Most of the rest of the package makes use of these modules to keep
track of documents linked on certain web pages. The tracked pages are
stored in the "sources" table of the database. Instead of manually
editing the MySQL table, you can use update_sources, as in:

  ./update_sources add "http://consc.net/papers.html"

See

  ./update_sources -h

for more usage information.

The two main scripts for retrieving author, title and abstract
information from the source pages are process_pages.pl and
process_links.pl. The first checks for links on the source pages and
stores them in the "locations" table in the database. The second
fetches the linked documents, extracts metadata and stores the result
in the "documents" table. The little bash script run.sh calls these
scripts in an infinite loop, occasionally resting when all pages and
documents have recently been processed.

It is up to you to do anything further with the contents of the
"documents" table. Included is a script called "rss" that generates an
RSS feed of the most recently found documents.


--------------------------------------------------------------------
SPAM FILTER
---------------------------------------------------------------------

Often a source page contains links not only to papers but also to
irrelevant stuff like a department home page or a CV. To filter these
out, process_links.pl assigns a "spamminess" score between 0 and 1 to
each processed URL; the score is stored in the "locations" table.

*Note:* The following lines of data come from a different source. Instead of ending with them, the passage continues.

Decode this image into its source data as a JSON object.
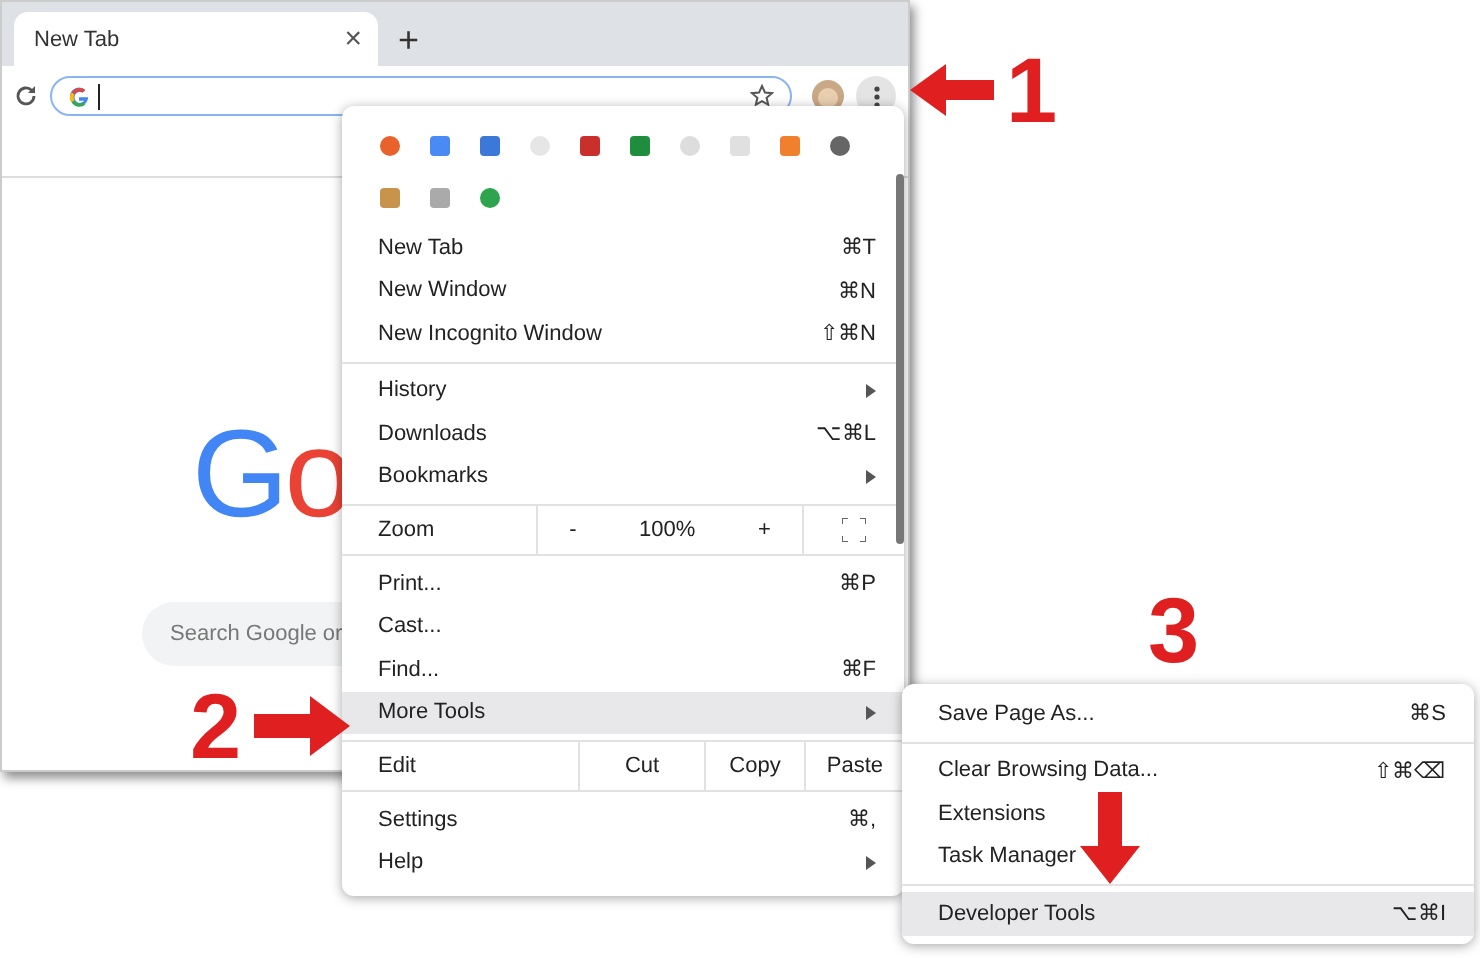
{
  "tab": {
    "title": "New Tab",
    "close": "×",
    "new_tab": "+"
  },
  "page": {
    "logo_text": "Go",
    "search_placeholder": "Search Google or"
  },
  "menu": {
    "sections": [
      [
        {
          "kind": "item",
          "label": "New Tab",
          "shortcut": "⌘T",
          "submenu": false,
          "selected": false
        },
        {
          "kind": "item",
          "label": "New Window",
          "shortcut": "⌘N",
          "submenu": false,
          "selected": false
        },
        {
          "kind": "item",
          "label": "New Incognito Window",
          "shortcut": "⇧⌘N",
          "submenu": false,
          "selected": false
        }
      ],
      [
        {
          "kind": "item",
          "label": "History",
          "submenu": true,
          "selected": false
        },
        {
          "kind": "item",
          "label": "Downloads",
          "shortcut": "⌥⌘L",
          "submenu": false,
          "selected": false
        },
        {
          "kind": "item",
          "label": "Bookmarks",
          "submenu": true,
          "selected": false
        }
      ],
      [
        {
          "kind": "zoom",
          "label": "Zoom",
          "minus": "-",
          "value": "100%",
          "plus": "+"
        }
      ],
      [
        {
          "kind": "item",
          "label": "Print...",
          "shortcut": "⌘P",
          "submenu": false,
          "selected": false
        },
        {
          "kind": "item",
          "label": "Cast...",
          "submenu": false,
          "selected": false
        },
        {
          "kind": "item",
          "label": "Find...",
          "shortcut": "⌘F",
          "submenu": false,
          "selected": false
        },
        {
          "kind": "item",
          "label": "More Tools",
          "submenu": true,
          "selected": true
        }
      ],
      [
        {
          "kind": "edit",
          "label": "Edit",
          "buttons": [
            "Cut",
            "Copy",
            "Paste"
          ]
        }
      ],
      [
        {
          "kind": "item",
          "label": "Settings",
          "shortcut": "⌘,",
          "submenu": false,
          "selected": false
        },
        {
          "kind": "item",
          "label": "Help",
          "submenu": true,
          "selected": false
        }
      ]
    ]
  },
  "submenu": {
    "sections": [
      [
        {
          "kind": "item",
          "label": "Save Page As...",
          "shortcut": "⌘S",
          "submenu": false,
          "selected": false
        }
      ],
      [
        {
          "kind": "item",
          "label": "Clear Browsing Data...",
          "shortcut": "⇧⌘⌫",
          "submenu": false,
          "selected": false
        },
        {
          "kind": "item",
          "label": "Extensions",
          "submenu": false,
          "selected": false
        },
        {
          "kind": "item",
          "label": "Task Manager",
          "submenu": false,
          "selected": false
        }
      ],
      [
        {
          "kind": "item",
          "label": "Developer Tools",
          "shortcut": "⌥⌘I",
          "submenu": false,
          "selected": true
        }
      ]
    ]
  },
  "annotations": [
    {
      "number": "1",
      "kind": "left"
    },
    {
      "number": "2",
      "kind": "right"
    },
    {
      "number": "3",
      "kind": "down"
    }
  ]
}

It
is calculated by a combination of ad hoc heuristics and a Bayesian
classifier.

The classifier comes pre-trained with a small "ham" and "spam" corpus,
which is included in the spamcorpus directory. To adjust the filter,
you can add or remove documents in the ham and spam directories and
then run

  ./train_filter

in the spamcorpus directory. The documents in the ham and spam
directory should be in plain text format. To add e.g. a PDF or HTML
document, you can run

  ./add_document -s http://example.com/department/index.html

This adds the text content of the given URL to the spam
corpus. Without the -s flag, the content is added to the ham corpus.


---------------------------------------------------------------------
CUSTOMISATION
---------------------------------------------------------------------

opp-tools is fine-tuned for handling papers in English-speaking
academic philosophy retrieved from personal pages. This is reflected
in the spam filter corpus, but also in the heuristics used to extract
metadata from documents. These can be found in the /rules directory,
and should be relatively easy to adjust. A high-level explanation of
how these rules are applied can be found at the end of Extractor.pm.

The file rules/Keywords.pm also contains regular expressions for URLs
from which papers shouldn't be retrieved.


---------------------------------------------------------------------
SMALL PRINT 
---------------------------------------------------------------------

The development of this software was supported by the University of
London and the UK Joint Information Systems Committee as part of the
PhilPapers 2.0 project (Information Environment programme).

Copyright (c) 2003-2011 Wolfgang Schwarz, wo@umsu.de

This program is free software; you can redistribute it and/or modify
it under the terms of the GNU General Public License as published by
the Free Software Foundation; either version 2 of the License, or (at
your option) any later version. See
http://www.gnu.org/licenses/gpl.html.

This program is distributed in the hope that it will be useful, but
WITHOUT ANY WARRANTY; without even the implied warranty of
MERCHANTABILITY or FITNESS FOR A PARTICULAR PURPOSE. See the GNU
General Public License for more details.